On Wed, Feb 28, 2018 at 10:12:55AM +0300, Pavel Emelyanov wrote:
> On 02/27/2018 05:18 AM, Dmitry V. Levin wrote:
> > On Mon, Feb 26, 2018 at 12:02:25PM +0300, Pavel Emelyanov wrote:
> >> On 02/21/2018 03:44 AM, Andrew Morton wrote:
> >>> On Tue, 9 Jan 2018 08:30:49 +0200 Mike Rapoport <[email protected]> wrote:
> >>>
> >>>> This patches introduces new process_vmsplice system call that combines
> >>>> functionality of process_vm_read and vmsplice.
> >>>
> >>> All seems fairly strightforward. The big question is: do we know that
> >>> people will actually use this, and get sufficient value from it to
> >>> justify its addition?
> >>
> >> Yes, that's what bothers us a lot too :) I've tried to start with finding out if anyone
> >> used the sys_read/write_process_vm() calls, but failed :( Does anybody know how popular
> >> these syscalls are?
> >
> > Well, process_vm_readv itself is quite popular, it's used by debuggers nowadays,
> > see e.g.
> > $ strace -qq -esignal=none -eprocess_vm_readv strace -qq -o/dev/null cat /dev/null
>
> I see. Well, yes, this use-case will not benefit much from remote splice. How about more
> interactive debug by, say, gdb? It may attach, then splice all the memory, then analyze
> the victim code/data w/o copying it to its address space?
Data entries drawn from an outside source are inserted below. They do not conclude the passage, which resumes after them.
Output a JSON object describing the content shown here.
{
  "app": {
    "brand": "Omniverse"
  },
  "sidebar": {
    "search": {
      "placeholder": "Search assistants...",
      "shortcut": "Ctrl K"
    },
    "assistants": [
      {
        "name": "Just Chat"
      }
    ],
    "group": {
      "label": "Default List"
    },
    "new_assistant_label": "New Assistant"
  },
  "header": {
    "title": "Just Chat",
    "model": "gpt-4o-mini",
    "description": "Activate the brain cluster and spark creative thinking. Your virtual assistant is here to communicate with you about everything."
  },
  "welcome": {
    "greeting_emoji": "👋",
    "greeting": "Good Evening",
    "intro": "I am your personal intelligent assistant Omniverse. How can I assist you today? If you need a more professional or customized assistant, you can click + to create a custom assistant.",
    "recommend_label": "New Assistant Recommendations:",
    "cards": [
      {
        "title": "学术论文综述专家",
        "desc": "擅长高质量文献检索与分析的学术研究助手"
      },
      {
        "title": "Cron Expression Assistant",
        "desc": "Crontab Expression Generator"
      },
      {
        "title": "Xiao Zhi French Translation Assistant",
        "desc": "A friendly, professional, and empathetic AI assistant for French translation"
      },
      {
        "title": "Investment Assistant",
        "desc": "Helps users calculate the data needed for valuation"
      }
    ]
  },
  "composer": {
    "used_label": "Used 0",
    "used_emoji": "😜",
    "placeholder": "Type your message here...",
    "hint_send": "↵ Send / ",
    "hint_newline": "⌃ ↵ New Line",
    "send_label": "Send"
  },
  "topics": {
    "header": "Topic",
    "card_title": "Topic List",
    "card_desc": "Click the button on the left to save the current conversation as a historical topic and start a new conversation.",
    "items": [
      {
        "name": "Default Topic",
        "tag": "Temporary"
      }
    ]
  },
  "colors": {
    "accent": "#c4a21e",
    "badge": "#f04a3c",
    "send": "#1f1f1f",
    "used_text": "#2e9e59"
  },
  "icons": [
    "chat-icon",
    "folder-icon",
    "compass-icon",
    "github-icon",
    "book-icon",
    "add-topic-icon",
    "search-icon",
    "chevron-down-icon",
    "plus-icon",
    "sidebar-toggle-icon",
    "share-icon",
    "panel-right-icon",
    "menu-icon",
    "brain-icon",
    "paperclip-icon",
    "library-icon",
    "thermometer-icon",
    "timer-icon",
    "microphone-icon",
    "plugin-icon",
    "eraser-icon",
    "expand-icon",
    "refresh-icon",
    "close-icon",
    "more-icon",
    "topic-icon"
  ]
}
Hmm, in this case, you probably will want to be able to map pipe pages
into memory.

>
> -- Pavel

2018-02-28 23:22:45

by Atchley, Scott

[permalink] [raw]
Subject: Re: [OMPI devel] [PATCH v5 0/4] vm: add a syscall to map a process memory into a pipe

> On Feb 28, 2018, at 2:12 AM, Pavel Emelyanov <[email protected]> wrote:
>
> On 02/27/2018 05:18 AM, Dmitry V. Levin wrote:
>> On Mon, Feb 26, 2018 at 12:02:25PM +0300, Pavel Emelyanov wrote:
>>> On 02/21/2018 03:44 AM, Andrew Morton wrote:
>>>> On Tue, 9 Jan 2018 08:30:49 +0200 Mike Rapoport <[email protected]> wrote:
>>>>
>>>>> This patches introduces new process_vmsplice system call that combines
>>>>> functionality of process_vm_read and vmsplice.
>>>>
>>>> All seems fairly strightforward. The big question is: do we know that
>>>> people will actually use this, and get sufficient value from it to
>>>> justify its addition?
>>>
>>> Yes, that's what bothers us a lot too :) I've tried to start with finding out if anyone
>>> used the sys_read/write_process_vm() calls, but failed :( Does anybody know how popular
>>> these syscalls are?
>>
>> Well, process_vm_readv itself is quite popular, it's used by debuggers nowadays,
>> see e.g.
>> $ strace -qq -esignal=none -eprocess_vm_readv strace -qq -o/dev/null cat /dev/null
>
> I see. Well, yes, this use-case will not benefit much from remote splice. How about more
> interactive debug by, say, gdb? It may attach, then splice all the memory, then analyze
> the victim code/data w/o copying it to its address space?
>
> -- Pavel

I may be completely off base, but could a FUSE daemon use this to read memory from the client and dump it to a file descriptor without copying the data into the kernel?